Митин стал разъяснять тоном учителя, толкующего ученикам тысячелетнюю истину:
— Когда корабль терпит бедствие, он подает сигнал «СОС», что означает: «Спасите наши души!»
— Ха-ха-ха! — зло рассмеялся поручик Стоякин; он был пьян и не скрывал горькой обиды на свою неугомонную супругу. — При знакомстве с Вероникой мужчинам надо поднимать сигнал бедствия — спасите наши души!
— Согласитесь, Надежда Рафаиловна, что морские термины здесь совершенно неуместны! — вся дрожа от негодования, проговорила Вероника Петровна.
Наденька выпрямилась и, с вызовом глядя ей в глаза, сказала:
— Я имею в виду вовсе не морской термин, а дамский. «СОС» — «Спасите от старости»!
Вероника Петровна несколько мгновений сидела неподвижно — бледная, с перекошенным лицом. Потом поднялась и побежала в прихожую одеваться. Петр Николаевич бросился за ней следом — резкость Наденьки испугала его самого.
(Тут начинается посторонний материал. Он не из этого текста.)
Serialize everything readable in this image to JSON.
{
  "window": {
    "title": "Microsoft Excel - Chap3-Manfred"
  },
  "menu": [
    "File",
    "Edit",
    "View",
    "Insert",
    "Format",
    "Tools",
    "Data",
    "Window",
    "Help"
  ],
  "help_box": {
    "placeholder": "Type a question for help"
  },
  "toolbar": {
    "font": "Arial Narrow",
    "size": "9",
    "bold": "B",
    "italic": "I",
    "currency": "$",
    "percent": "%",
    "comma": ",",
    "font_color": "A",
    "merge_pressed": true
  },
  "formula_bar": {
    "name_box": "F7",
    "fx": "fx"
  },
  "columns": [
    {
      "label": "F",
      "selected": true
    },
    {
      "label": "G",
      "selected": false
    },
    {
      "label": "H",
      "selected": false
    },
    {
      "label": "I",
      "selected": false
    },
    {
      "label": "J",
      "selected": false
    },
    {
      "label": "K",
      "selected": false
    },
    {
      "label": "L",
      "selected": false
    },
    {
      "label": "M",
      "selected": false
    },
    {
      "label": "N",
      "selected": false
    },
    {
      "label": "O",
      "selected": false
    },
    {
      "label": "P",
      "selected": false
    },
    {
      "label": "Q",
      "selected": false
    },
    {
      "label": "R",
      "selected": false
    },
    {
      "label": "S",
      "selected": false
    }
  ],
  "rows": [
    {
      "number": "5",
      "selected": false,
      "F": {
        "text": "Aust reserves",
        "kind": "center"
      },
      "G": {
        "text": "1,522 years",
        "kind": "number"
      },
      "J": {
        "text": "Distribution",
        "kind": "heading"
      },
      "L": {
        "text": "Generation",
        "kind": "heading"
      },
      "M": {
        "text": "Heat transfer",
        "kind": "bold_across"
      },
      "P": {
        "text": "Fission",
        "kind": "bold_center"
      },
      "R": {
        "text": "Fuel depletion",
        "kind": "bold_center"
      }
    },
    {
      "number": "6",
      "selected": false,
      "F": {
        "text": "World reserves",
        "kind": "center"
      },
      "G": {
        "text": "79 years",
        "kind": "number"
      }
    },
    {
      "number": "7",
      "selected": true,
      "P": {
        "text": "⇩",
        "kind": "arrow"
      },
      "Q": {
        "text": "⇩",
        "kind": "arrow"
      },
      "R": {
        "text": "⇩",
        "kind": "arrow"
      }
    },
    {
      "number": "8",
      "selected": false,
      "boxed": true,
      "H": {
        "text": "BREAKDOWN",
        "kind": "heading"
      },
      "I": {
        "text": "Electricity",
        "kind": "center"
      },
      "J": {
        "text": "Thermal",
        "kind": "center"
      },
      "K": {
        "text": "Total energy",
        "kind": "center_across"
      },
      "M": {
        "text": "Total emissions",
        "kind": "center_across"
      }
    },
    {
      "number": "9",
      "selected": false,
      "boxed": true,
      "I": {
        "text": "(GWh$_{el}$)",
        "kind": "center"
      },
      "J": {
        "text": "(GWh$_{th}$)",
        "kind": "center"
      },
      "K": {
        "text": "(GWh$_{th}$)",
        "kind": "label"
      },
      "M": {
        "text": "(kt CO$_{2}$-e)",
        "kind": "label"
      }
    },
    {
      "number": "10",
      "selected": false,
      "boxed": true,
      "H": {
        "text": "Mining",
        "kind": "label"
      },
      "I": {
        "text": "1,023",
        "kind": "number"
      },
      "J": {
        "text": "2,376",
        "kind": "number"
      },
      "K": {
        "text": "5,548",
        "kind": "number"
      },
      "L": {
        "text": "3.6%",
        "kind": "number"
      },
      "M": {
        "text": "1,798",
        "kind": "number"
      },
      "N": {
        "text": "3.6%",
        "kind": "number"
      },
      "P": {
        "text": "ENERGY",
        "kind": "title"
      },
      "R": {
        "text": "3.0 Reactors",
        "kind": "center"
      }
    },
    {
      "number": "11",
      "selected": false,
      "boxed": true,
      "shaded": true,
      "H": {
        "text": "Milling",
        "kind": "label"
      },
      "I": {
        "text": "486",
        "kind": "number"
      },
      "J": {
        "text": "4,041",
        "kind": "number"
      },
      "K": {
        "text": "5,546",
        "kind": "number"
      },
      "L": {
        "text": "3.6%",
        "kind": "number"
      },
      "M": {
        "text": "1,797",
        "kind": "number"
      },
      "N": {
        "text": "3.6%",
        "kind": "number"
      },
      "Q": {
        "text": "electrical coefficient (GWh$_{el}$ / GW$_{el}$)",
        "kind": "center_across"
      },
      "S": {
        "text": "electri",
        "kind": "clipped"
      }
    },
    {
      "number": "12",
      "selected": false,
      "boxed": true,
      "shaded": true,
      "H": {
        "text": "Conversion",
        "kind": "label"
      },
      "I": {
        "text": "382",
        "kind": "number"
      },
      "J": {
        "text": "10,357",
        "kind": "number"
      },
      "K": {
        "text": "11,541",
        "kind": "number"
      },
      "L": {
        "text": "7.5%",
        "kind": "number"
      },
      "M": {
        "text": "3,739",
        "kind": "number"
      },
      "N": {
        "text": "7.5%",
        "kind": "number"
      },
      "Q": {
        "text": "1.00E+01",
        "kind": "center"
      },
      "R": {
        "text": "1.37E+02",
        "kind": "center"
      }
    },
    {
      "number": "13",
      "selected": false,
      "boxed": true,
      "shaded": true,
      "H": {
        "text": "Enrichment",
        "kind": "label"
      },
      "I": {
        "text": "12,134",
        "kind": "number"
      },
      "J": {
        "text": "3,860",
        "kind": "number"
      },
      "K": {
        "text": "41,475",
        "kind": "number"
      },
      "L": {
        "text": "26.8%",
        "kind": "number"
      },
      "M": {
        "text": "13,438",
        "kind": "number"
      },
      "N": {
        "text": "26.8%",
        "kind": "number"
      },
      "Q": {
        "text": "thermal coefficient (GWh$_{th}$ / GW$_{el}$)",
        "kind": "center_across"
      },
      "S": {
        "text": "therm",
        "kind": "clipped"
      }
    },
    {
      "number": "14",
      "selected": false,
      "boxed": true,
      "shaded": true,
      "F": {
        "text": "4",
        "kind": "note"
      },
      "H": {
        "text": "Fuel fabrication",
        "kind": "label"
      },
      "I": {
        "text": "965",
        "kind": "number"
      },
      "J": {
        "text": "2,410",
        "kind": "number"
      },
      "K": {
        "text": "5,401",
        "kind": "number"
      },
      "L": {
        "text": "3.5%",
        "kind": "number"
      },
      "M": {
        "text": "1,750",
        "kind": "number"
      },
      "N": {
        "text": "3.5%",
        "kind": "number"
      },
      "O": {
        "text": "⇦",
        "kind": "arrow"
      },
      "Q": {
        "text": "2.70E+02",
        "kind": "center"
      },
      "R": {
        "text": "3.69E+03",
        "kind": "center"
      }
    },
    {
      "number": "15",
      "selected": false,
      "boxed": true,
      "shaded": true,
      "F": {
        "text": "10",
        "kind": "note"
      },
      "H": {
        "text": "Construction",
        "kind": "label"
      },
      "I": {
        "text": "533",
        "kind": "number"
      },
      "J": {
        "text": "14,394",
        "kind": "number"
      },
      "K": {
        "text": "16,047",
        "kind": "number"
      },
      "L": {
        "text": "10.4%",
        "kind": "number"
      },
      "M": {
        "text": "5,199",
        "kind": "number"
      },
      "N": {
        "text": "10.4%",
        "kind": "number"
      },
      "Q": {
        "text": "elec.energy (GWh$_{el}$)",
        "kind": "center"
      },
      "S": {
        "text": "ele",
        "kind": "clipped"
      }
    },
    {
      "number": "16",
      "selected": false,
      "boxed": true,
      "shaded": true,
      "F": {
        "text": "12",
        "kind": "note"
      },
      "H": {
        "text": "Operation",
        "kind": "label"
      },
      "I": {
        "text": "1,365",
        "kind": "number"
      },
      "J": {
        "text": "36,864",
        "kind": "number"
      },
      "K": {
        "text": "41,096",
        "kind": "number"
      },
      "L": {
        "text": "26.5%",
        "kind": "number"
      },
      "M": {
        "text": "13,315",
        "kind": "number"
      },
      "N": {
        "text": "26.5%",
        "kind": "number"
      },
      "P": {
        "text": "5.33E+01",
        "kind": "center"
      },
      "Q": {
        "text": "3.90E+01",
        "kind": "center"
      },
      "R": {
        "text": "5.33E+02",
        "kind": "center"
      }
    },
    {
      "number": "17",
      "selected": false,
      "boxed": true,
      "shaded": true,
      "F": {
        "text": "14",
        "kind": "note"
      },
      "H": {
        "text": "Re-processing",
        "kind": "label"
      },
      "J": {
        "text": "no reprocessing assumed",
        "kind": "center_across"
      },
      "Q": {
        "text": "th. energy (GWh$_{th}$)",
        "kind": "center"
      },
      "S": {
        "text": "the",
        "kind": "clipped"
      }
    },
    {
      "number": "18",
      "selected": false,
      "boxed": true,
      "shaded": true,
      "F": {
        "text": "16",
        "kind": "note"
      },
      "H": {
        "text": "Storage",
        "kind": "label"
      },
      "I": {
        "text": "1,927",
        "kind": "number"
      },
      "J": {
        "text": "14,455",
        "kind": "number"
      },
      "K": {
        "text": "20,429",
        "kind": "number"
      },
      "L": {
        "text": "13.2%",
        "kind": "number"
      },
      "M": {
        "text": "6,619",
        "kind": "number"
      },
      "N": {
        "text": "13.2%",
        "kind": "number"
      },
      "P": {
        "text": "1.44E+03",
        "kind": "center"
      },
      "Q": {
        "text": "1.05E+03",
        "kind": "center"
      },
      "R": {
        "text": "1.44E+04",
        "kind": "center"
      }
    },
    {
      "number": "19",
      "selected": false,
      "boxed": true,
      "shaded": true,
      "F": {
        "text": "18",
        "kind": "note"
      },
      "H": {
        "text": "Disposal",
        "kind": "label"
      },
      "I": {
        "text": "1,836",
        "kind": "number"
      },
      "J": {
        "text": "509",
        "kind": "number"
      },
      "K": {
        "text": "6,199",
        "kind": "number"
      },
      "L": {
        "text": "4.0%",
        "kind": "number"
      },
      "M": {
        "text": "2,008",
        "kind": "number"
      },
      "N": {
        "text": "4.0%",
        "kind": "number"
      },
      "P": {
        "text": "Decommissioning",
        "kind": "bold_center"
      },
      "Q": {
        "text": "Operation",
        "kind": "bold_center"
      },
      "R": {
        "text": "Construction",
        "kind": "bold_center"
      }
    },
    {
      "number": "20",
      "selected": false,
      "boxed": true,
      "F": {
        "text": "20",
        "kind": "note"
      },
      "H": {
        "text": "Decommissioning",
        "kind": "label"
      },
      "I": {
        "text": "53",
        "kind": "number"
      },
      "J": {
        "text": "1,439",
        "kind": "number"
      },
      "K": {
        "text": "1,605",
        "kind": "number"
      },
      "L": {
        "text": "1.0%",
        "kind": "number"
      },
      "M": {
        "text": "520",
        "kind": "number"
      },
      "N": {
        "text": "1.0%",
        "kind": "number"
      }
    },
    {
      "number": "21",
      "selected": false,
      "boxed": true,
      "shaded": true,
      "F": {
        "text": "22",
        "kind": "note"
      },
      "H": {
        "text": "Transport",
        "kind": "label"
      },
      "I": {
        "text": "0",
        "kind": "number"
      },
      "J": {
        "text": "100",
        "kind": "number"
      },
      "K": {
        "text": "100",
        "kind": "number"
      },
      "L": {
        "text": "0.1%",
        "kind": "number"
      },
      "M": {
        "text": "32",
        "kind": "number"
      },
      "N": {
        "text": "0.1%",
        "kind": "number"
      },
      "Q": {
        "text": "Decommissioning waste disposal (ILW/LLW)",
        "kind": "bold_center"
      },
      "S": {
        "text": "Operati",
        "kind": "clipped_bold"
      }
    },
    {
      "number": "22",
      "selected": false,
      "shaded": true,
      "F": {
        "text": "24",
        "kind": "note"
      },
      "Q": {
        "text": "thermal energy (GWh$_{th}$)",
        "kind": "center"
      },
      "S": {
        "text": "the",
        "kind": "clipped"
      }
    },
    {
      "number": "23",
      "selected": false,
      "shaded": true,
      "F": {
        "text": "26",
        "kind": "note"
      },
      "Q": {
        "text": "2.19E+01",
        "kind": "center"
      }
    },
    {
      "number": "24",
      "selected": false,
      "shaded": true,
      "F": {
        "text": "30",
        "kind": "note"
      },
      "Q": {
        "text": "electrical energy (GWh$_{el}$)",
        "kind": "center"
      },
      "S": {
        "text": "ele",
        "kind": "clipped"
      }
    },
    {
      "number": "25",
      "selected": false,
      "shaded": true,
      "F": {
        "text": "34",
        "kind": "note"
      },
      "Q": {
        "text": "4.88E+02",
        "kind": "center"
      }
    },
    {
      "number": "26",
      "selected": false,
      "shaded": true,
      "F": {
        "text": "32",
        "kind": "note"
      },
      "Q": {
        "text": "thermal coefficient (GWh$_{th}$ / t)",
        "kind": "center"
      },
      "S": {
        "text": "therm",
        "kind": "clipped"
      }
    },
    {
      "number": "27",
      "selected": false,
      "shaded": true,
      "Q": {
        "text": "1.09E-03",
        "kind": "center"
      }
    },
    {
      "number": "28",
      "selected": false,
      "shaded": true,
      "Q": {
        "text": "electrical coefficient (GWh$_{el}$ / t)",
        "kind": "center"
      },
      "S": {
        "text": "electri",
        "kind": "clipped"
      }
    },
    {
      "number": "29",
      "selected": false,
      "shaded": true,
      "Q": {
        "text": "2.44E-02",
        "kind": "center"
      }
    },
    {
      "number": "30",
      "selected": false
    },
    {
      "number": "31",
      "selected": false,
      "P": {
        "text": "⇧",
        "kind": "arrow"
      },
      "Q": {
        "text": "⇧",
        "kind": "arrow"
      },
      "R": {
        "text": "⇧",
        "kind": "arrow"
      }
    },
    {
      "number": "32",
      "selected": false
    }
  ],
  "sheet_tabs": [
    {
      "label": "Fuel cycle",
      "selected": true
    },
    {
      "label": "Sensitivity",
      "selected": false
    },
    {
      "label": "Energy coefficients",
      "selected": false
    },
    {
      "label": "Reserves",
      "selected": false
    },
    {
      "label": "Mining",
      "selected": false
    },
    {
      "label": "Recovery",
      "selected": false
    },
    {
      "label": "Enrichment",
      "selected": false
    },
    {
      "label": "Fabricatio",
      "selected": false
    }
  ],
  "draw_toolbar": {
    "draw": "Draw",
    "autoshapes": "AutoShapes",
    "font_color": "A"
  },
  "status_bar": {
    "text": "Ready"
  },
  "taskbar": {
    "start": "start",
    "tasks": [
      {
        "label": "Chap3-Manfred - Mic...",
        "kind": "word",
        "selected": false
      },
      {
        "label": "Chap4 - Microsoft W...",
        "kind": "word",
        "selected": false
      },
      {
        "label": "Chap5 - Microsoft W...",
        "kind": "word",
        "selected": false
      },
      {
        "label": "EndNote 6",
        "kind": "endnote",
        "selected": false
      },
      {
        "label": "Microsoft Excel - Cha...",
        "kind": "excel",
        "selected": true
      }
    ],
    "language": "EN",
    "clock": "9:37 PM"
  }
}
Поручик Стоякин хохотал долго и до слез: Наденькин удар был меток…
Часть пятая
Мертвая петля
Чужой, быстрый говор, веселые, искрометные звуки мазурки, блеск бельведеров и грязь окраин — Варшава.
На Мокотовском аэродроме собрались все летчики группы Стоякина за исключением Зарайского: его высмотрел полковник Найденов и, по слухам, назначил чуть ли не самым старшим из своих адъютантов.
— Рыбак рыбака видит издалека! — сказал Петр Николаевич Мише Передкову. — Перебирать бумажки в штабе и носить летные очки на фуражке куда легче, чем летать.
— Да, там он даже не рискует поймать насморк! — отозвался Миша.
Больше о Зарайском они не вспоминали.
Новый инструктор, штабс-капитан Самойло, в черной кожаной тужурке и желтых крагах, розовощекий, с белесыми глазами, совершенно растворяющимися за стеклами пенсне, молча оглядел каждого из пятерых летчиков и вдруг с напускной торжественностью, но вполголоса, заговорил:
— Господа офицеры! Я счастлив приветствовать вас, своих юных собратьев. Вы пришли на ниву русской авиации первыми косарями…
«Боже мой! — подумал Петр Николаевич, — „нива“, „косари“, „собратья“, — похоже, что от этого трескуна мало чему научимся мы хорошему…»
Он с любопытством рассматривал «Ньюпор». Да, это не гатчинская этажерка! К узкому, обтянутому полотном фюзеляжу прикреплены монопланные крылья. Меж двух колес, надетых на стальную ось, проходит лыжа. Мотор с винтом расположены впереди. Летчик сидит в удобной кабине, весь закрытый, кроме головы и плеч.
— Судьба летчика трагична, — продолжал Самойло. — Рано или поздно мы обречены на встречу с Безносой…
«Тьфу, дьявол! — злился Петр Николаевич. — Что это он панихиду поет!»
В первый же вечер «странность» штабс-капитана прояснилась: он предложил угостить его в одном из лучших варшавских ресторанов.
— Царица Тамара ночь пировала с любовниками, а наутро обезглавливала их. Жизнь летчика похожа на царицу Тамару. Берите от нее все, господа, пока… не наступило утро!
Петр Николаевич довольно резко ответил ему:
— Мои взгляды на жизнь несколько не совпадают с вашими, господин штабс-капитан! И потом я не нахожу удовольствия пировать с человеком, которого еще не имел чести узнать.